Abenteuer Apfelsaft - der etwas andere Bericht über das Pressen mit einer mobilen Saftpresse
Am Samstag, dem 25.10.25, sah ich auf dem Thanner Kerwaplatz Kinder mit großen Augen. Nein, kein Karussell. Es war die mobile Saftpresse der Mosterei Billing aus Weißenburg.
Edwin Billing und sein Mitarbeiter Tobias, welche Kinder und manchen Erwachsenen ins Erstaunen versetzte. Wie aus den eigenen oder selbst aufgelesenen Äpfeln der eigene Saft wird, ist spannend und ein Erlebnis fürs Leben.
Die Äpfel in die Annahme wuchten, mit dem Förderband hoch ins Waschbecken, dann in die Mühle, ab aufs Pressband, der Saft läuft in die Tanks, abwechselnd in zwei verschiedene, damit es keine Überschneidungen gibt zwischen den jeweiligen Partien und jeder seinen Saft bekommt und die mobile Presse keine Zeit stillstehen muss. Der Rest vom ausgepressten Apfel, der Trester, fällt aus der Presse auf einen Anhänger, in ein Fass oder in die Schaufel eines kleinen Radladers und so auf einen Kipper. Daraus wird Viehfutter für: Gänse, Schafe, Ziegen, Schweine, Rinder oder Rehe.

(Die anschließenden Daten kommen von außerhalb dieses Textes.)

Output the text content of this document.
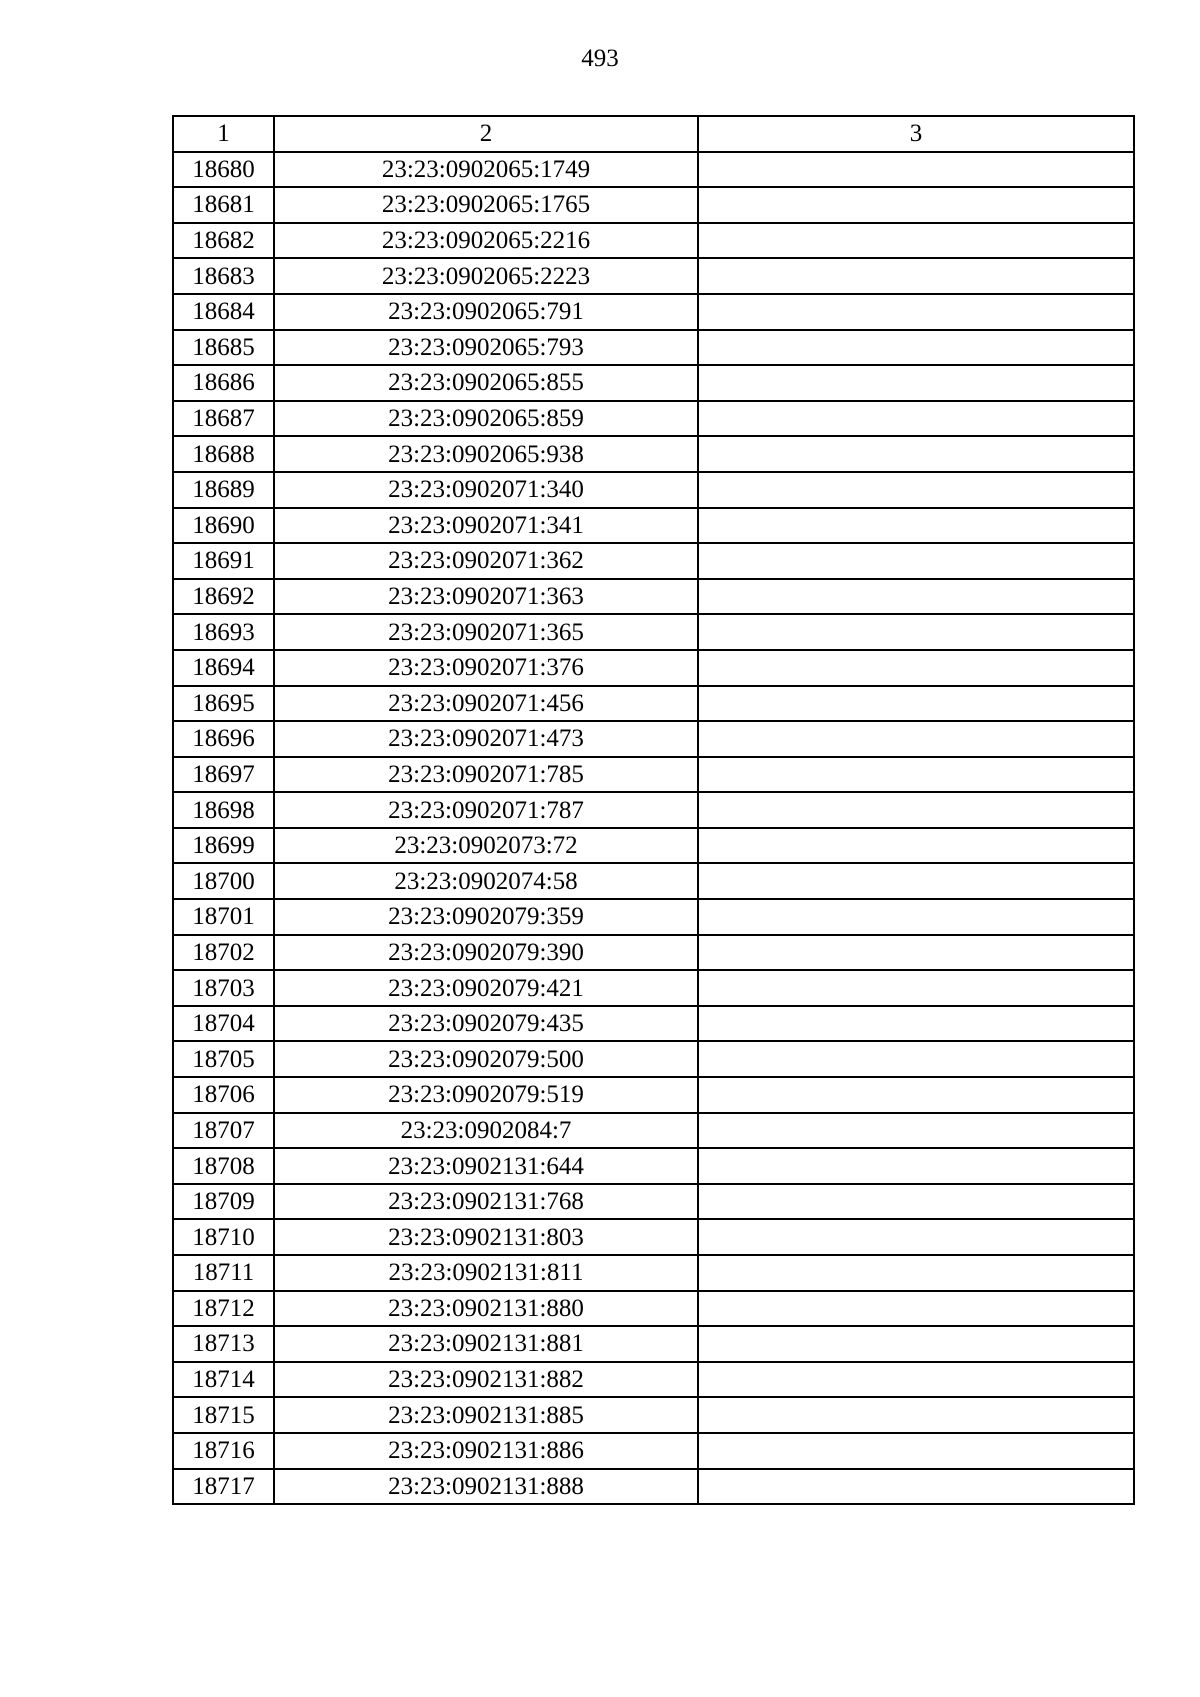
493
1	2	3
18680	23:23:0902065:1749	
18681	23:23:0902065:1765	
18682	23:23:0902065:2216	
18683	23:23:0902065:2223	
18684	23:23:0902065:791	
18685	23:23:0902065:793	
18686	23:23:0902065:855	
18687	23:23:0902065:859	
18688	23:23:0902065:938	
18689	23:23:0902071:340	
18690	23:23:0902071:341	
18691	23:23:0902071:362	
18692	23:23:0902071:363	
18693	23:23:0902071:365	
18694	23:23:0902071:376	
18695	23:23:0902071:456	
18696	23:23:0902071:473	
18697	23:23:0902071:785	
18698	23:23:0902071:787	
18699	23:23:0902073:72	
18700	23:23:0902074:58	
18701	23:23:0902079:359	
18702	23:23:0902079:390	
18703	23:23:0902079:421	
18704	23:23:0902079:435	
18705	23:23:0902079:500	
18706	23:23:0902079:519	
18707	23:23:0902084:7	
18708	23:23:0902131:644	
18709	23:23:0902131:768	
18710	23:23:0902131:803	
18711	23:23:0902131:811	
18712	23:23:0902131:880	
18713	23:23:0902131:881	
18714	23:23:0902131:882	
18715	23:23:0902131:885	
18716	23:23:0902131:886	
18717	23:23:0902131:888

Aus den Tanks läuft der Saft in die Pasteurisierungseinheit, also in die Erhitzung. Bei 80 °C wird der Saft entkeimt. Durch das Abfüllen des heißen Saftes in Beutel und das luftdichte Verschließen wird der Saft haltbar. Es gab 3 Liter, 5 Liter und 10 Liter Beutel. An diesem Tag wurden rund 240 Beutel a 3 Liter, 420 Beutel a 5 Liter und 10 Beutel a 10 Liter gefüllt. Kleine Rechenaufgabe für die Größeren:
a) Wieviel Saft wurde abgefüllt?
b) Wieviel kg Äpfel wurden angeliefert, wenn 65 Liter Saft aus 100 kg Äpfel entstehen können?
c) Wie lange haben wir gepresst, wenn wir je Stunde 1200 kg Äpfel verarbeitet haben?

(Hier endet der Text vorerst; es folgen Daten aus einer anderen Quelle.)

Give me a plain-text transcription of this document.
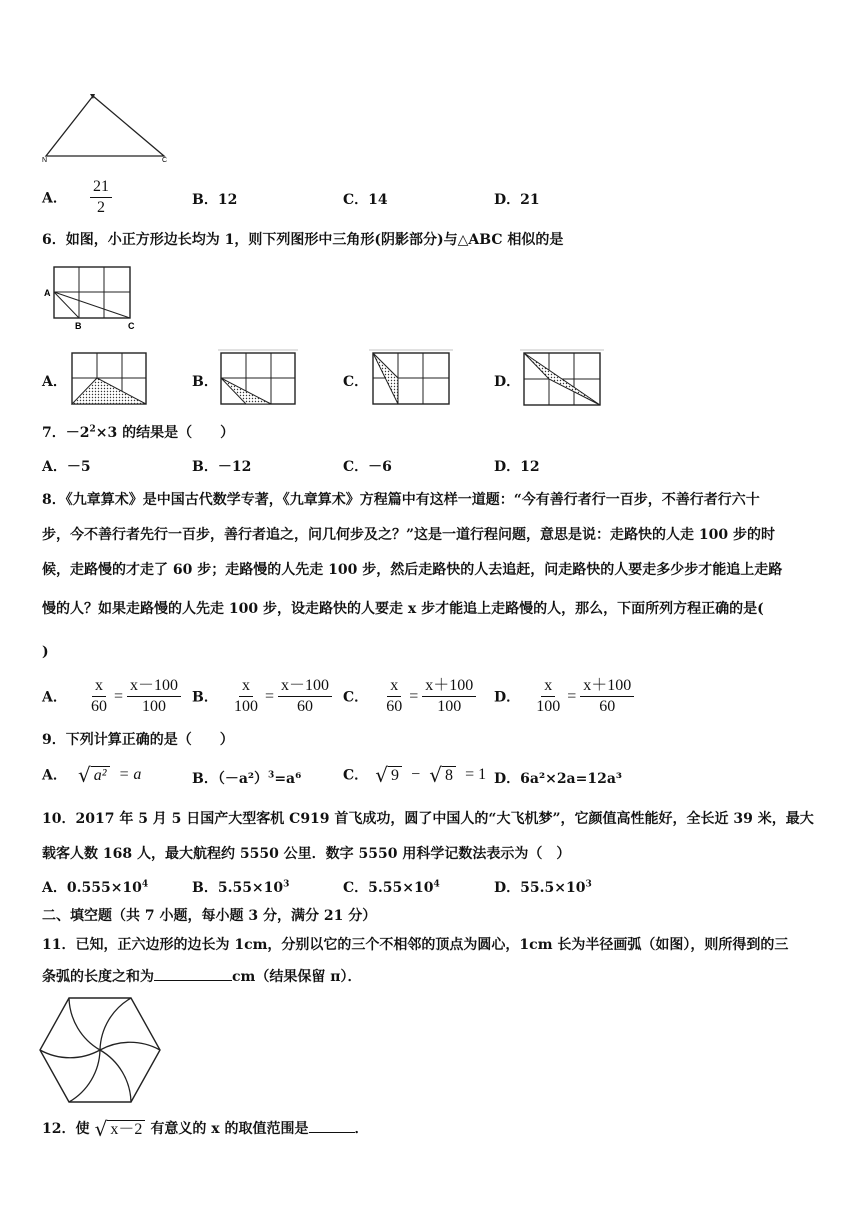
N	C
A． $\frac{21}{2}$	B．12	C．14	D．21
6．如图，小正方形边长均为 1，则下列图形中三角形(阴影部分)与△ABC 相似的是
A
B	C
A．	B．	C．	D．
7．$-2^2\times 3$ 的结果是（　　）
A．－5	B．－12	C．－6	D．12
8．《九章算术》是中国古代数学专著，《九章算术》方程篇中有这样一道题：“今有善行者行一百步，不善行者行六十
步，今不善行者先行一百步，善行者追之，问几何步及之？”这是一道行程问题，意思是说：走路快的人走 100 步的时
候，走路慢的才走了 60 步；走路慢的人先走 100 步，然后走路快的人去追赶，问走路快的人要走多少步才能追上走路
慢的人？如果走路慢的人先走 100 步，设走路快的人要走 x 步才能追上走路慢的人，那么，下面所列方程正确的是(
)
A． $\frac{x}{60} = \frac{x-100}{100}$ B． $\frac{x}{100} = \frac{x-100}{60}$ C． $\frac{x}{60} = \frac{x+100}{100}$ D． $\frac{x}{100} = \frac{x+100}{60}$
9．下列计算正确的是（　　）
A． √ a² = a	B．$(-a^2)^3=a^6$	C． √ 9 − √ 8 = 1 D．6a²×2a=12a³
10．2017 年 5 月 5 日国产大型客机 C919 首飞成功，圆了中国人的“大飞机梦”，它颜值高性能好，全长近 39 米，最大
载客人数 168 人，最大航程约 5550 公里．数字 5550 用科学记数法表示为（　）
A．$0.555\times 10^4$	B．$5.55\times 10^3$	C．$5.55\times 10^4$	D．$55.5\times 10^3$
二、填空题（共 7 小题，每小题 3 分，满分 21 分）
11．已知，正六边形的边长为 1cm，分别以它的三个不相邻的顶点为圆心，1cm 长为半径画弧（如图），则所得到的三
条弧的长度之和为	cm（结果保留 π）．
12．使 √ x－2 有意义的 x 的取值范围是	．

d) Wie lange wurde gearbeitet, wenn die Presse um 8:00 angekommen ist, der Aufbau 1 Stunde dauert und der Abbau mit der Reinigung der gesamten Anlage 2 Stunden?
Die Lösungen und die Aufgaben e) f) g) erhaltet ihr auf Nachfrage bei mir.
Es waren in Thann rund 30 Anlieferer, jeder eingetaktet in sein Zeitfenster für seinen Termin, von 50 kg bis hoch zu 700 kg aufgelesene Äpfel. Das Angebot nutzten ganze Familien, Väter mit Kindern, tatkräftige Frauen, Menschen von 5 Jahren bis 85 Jahren, vom ehemaligen Professor bis zum Kitakind.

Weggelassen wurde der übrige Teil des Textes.